Pascali's Island
- First edition (UK)
- Author: Barry Unsworth
- Language: English
- Genre: Historical novel
- Publisher: Michael Joseph
- Publication date: 1980
- Publication place: United Kingdom
- Media type: Print (Hardback & Paperback)
- Pages: 189 pp
- ISBN: 0-7181-1854-5
- OCLC: 8365961
- LC Class: PR6071.N8 P37x 1980c

= Pascali's Island (novel) =

1980 novel by Barry Unsworth

Pascali's Island is a novel by Barry Unsworth, first published in 1979. The first United States publication of the book by Simon & Schuster in 1980 was titled The Idol Hunter.

The film version, produced in 1988, was written and directed by James Dearden. It stars Ben Kingsley, Charles Dance and Helen Mirren.
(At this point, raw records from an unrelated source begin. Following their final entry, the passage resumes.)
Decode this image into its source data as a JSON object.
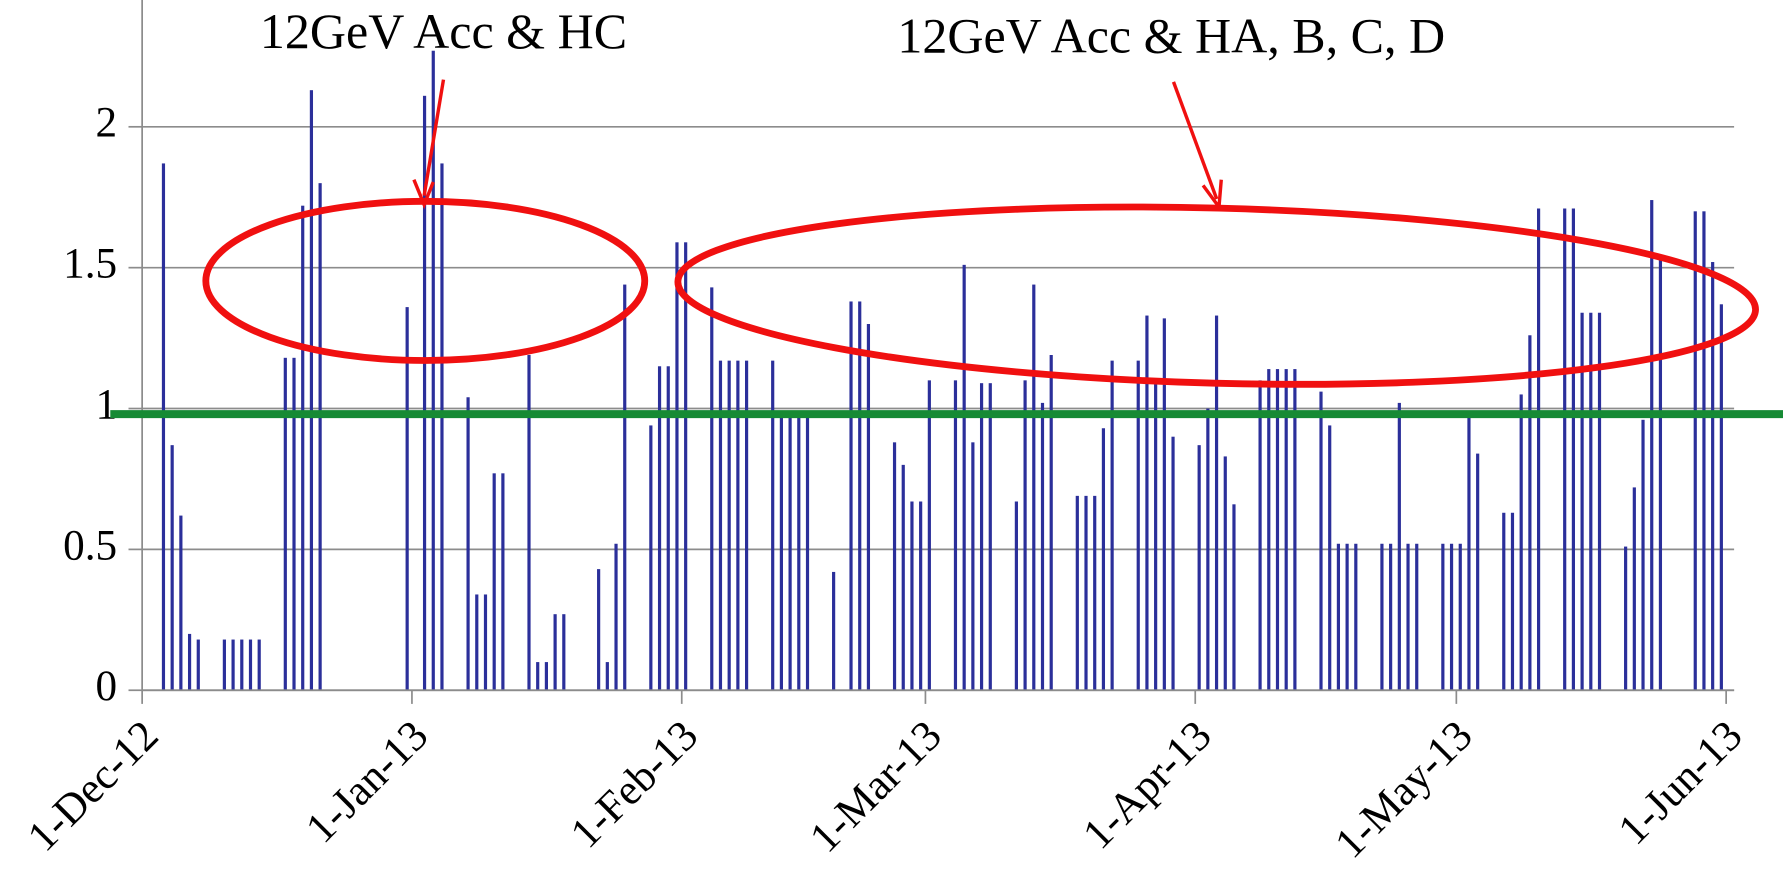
{
  "chart_data": {
    "type": "bar",
    "annotations": [
      "12GeV Acc & HC",
      "12GeV Acc & HA, B, C, D"
    ],
    "color": "#2b2f9a",
    "reference_line": {
      "value": 0.98,
      "color": "#168a34"
    },
    "grid": true,
    "xlim": [
      "2012-12-01",
      "2013-06-01"
    ],
    "xticks": [
      {
        "value": "2012-12-01",
        "label": "1-Dec-12"
      },
      {
        "value": "2013-01-01",
        "label": "1-Jan-13"
      },
      {
        "value": "2013-02-01",
        "label": "1-Feb-13"
      },
      {
        "value": "2013-03-01",
        "label": "1-Mar-13"
      },
      {
        "value": "2013-04-01",
        "label": "1-Apr-13"
      },
      {
        "value": "2013-05-01",
        "label": "1-May-13"
      },
      {
        "value": "2013-06-01",
        "label": "1-Jun-13"
      }
    ],
    "ylim": [
      0,
      2.45
    ],
    "yticks": [
      0,
      0.5,
      1,
      1.5,
      2
    ],
    "x": [
      "2012-12-03",
      "2012-12-04",
      "2012-12-05",
      "2012-12-06",
      "2012-12-07",
      "2012-12-10",
      "2012-12-11",
      "2012-12-12",
      "2012-12-13",
      "2012-12-14",
      "2012-12-17",
      "2012-12-18",
      "2012-12-19",
      "2012-12-20",
      "2012-12-21",
      "2012-12-31",
      "2013-01-02",
      "2013-01-03",
      "2013-01-04",
      "2013-01-07",
      "2013-01-08",
      "2013-01-09",
      "2013-01-10",
      "2013-01-11",
      "2013-01-14",
      "2013-01-15",
      "2013-01-16",
      "2013-01-17",
      "2013-01-18",
      "2013-01-22",
      "2013-01-23",
      "2013-01-24",
      "2013-01-25",
      "2013-01-28",
      "2013-01-29",
      "2013-01-30",
      "2013-01-31",
      "2013-02-01",
      "2013-02-04",
      "2013-02-05",
      "2013-02-06",
      "2013-02-07",
      "2013-02-08",
      "2013-02-11",
      "2013-02-12",
      "2013-02-13",
      "2013-02-14",
      "2013-02-15",
      "2013-02-18",
      "2013-02-20",
      "2013-02-21",
      "2013-02-22",
      "2013-02-25",
      "2013-02-26",
      "2013-02-27",
      "2013-02-28",
      "2013-03-01",
      "2013-03-04",
      "2013-03-05",
      "2013-03-06",
      "2013-03-07",
      "2013-03-08",
      "2013-03-11",
      "2013-03-12",
      "2013-03-13",
      "2013-03-14",
      "2013-03-15",
      "2013-03-18",
      "2013-03-19",
      "2013-03-20",
      "2013-03-21",
      "2013-03-22",
      "2013-03-25",
      "2013-03-26",
      "2013-03-27",
      "2013-03-28",
      "2013-03-29",
      "2013-04-01",
      "2013-04-02",
      "2013-04-03",
      "2013-04-04",
      "2013-04-05",
      "2013-04-08",
      "2013-04-09",
      "2013-04-10",
      "2013-04-11",
      "2013-04-12",
      "2013-04-15",
      "2013-04-16",
      "2013-04-17",
      "2013-04-18",
      "2013-04-19",
      "2013-04-22",
      "2013-04-23",
      "2013-04-24",
      "2013-04-25",
      "2013-04-26",
      "2013-04-29",
      "2013-04-30",
      "2013-05-01",
      "2013-05-02",
      "2013-05-03",
      "2013-05-06",
      "2013-05-07",
      "2013-05-08",
      "2013-05-09",
      "2013-05-10",
      "2013-05-13",
      "2013-05-14",
      "2013-05-15",
      "2013-05-16",
      "2013-05-17",
      "2013-05-20",
      "2013-05-21",
      "2013-05-22",
      "2013-05-23",
      "2013-05-24",
      "2013-05-28",
      "2013-05-29",
      "2013-05-30",
      "2013-05-31"
    ],
    "values": [
      1.87,
      0.87,
      0.62,
      0.2,
      0.18,
      0.18,
      0.18,
      0.18,
      0.18,
      0.18,
      1.18,
      1.18,
      1.72,
      2.13,
      1.8,
      1.36,
      2.11,
      2.27,
      1.87,
      1.04,
      0.34,
      0.34,
      0.77,
      0.77,
      1.19,
      0.1,
      0.1,
      0.27,
      0.27,
      0.43,
      0.1,
      0.52,
      1.44,
      0.94,
      1.15,
      1.15,
      1.59,
      1.59,
      1.43,
      1.17,
      1.17,
      1.17,
      1.17,
      1.17,
      0.97,
      0.97,
      0.97,
      0.97,
      0.42,
      1.38,
      1.38,
      1.3,
      0.88,
      0.8,
      0.67,
      0.67,
      1.1,
      1.1,
      1.51,
      0.88,
      1.09,
      1.09,
      0.67,
      1.1,
      1.44,
      1.02,
      1.19,
      0.69,
      0.69,
      0.69,
      0.93,
      1.17,
      1.17,
      1.33,
      1.1,
      1.32,
      0.9,
      0.87,
      1.0,
      1.33,
      0.83,
      0.66,
      1.1,
      1.14,
      1.14,
      1.14,
      1.14,
      1.06,
      0.94,
      0.52,
      0.52,
      0.52,
      0.52,
      0.52,
      1.02,
      0.52,
      0.52,
      0.52,
      0.52,
      0.52,
      0.97,
      0.84,
      0.63,
      0.63,
      1.05,
      1.26,
      1.71,
      1.71,
      1.71,
      1.34,
      1.34,
      1.34,
      0.51,
      0.72,
      0.96,
      1.74,
      1.53,
      1.7,
      1.7,
      1.52,
      1.37
    ]
  }
}
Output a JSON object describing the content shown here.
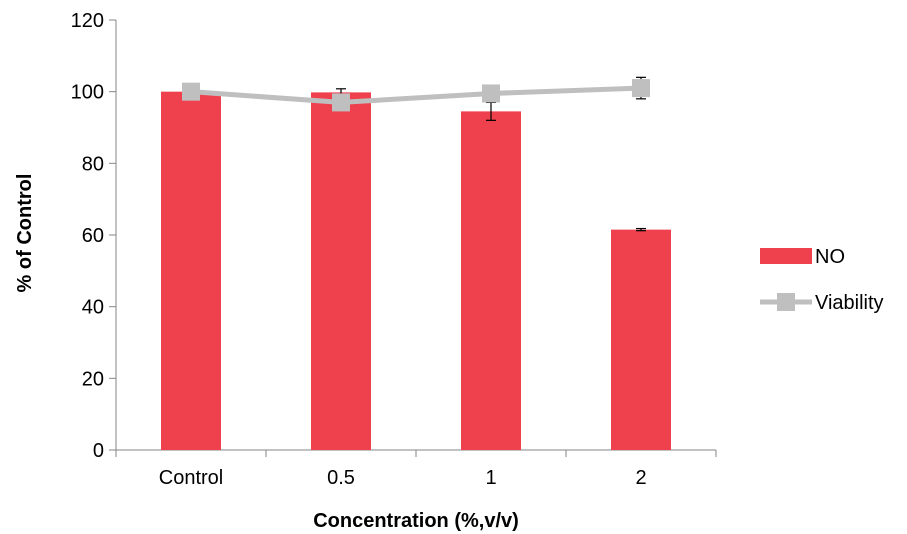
{
  "chart_data": {
    "type": "bar",
    "categories": [
      "Control",
      "0.5",
      "1",
      "2"
    ],
    "series": [
      {
        "name": "NO",
        "type": "bar",
        "values": [
          100,
          99.8,
          94.5,
          61.5
        ],
        "error": [
          0.0,
          1.0,
          2.5,
          0.3
        ]
      },
      {
        "name": "Viability",
        "type": "line",
        "values": [
          100,
          97,
          99.5,
          101
        ],
        "error": [
          0.0,
          0.0,
          0.0,
          3.0
        ]
      }
    ],
    "xlabel": "Concentration (%,v/v)",
    "ylabel": "% of Control",
    "ylim": [
      0,
      120
    ],
    "yticks": [
      "0",
      "20",
      "40",
      "60",
      "80",
      "100",
      "120"
    ],
    "grid": false,
    "legend_position": "right",
    "colors": {
      "bar": "#ef414d",
      "line": "#bfbfbf",
      "marker": "#bfbfbf",
      "axis": "#868686",
      "error_bar": "#000000"
    }
  }
}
The novel was shortlisted for the Booker Prize in 1980.

== Plot ==
The novel is set on an island which is an outpost of the Ottoman Empire in 1908. Basil Pascali is a spy who reports regularly to Istanbul on the activities of the local people. He expects to be found out at any moment. When an English archaeologist arrives on the island, Pascali is suspicious of him, and the archaeologist's involvement with the woman Pascali loves creates further tensions.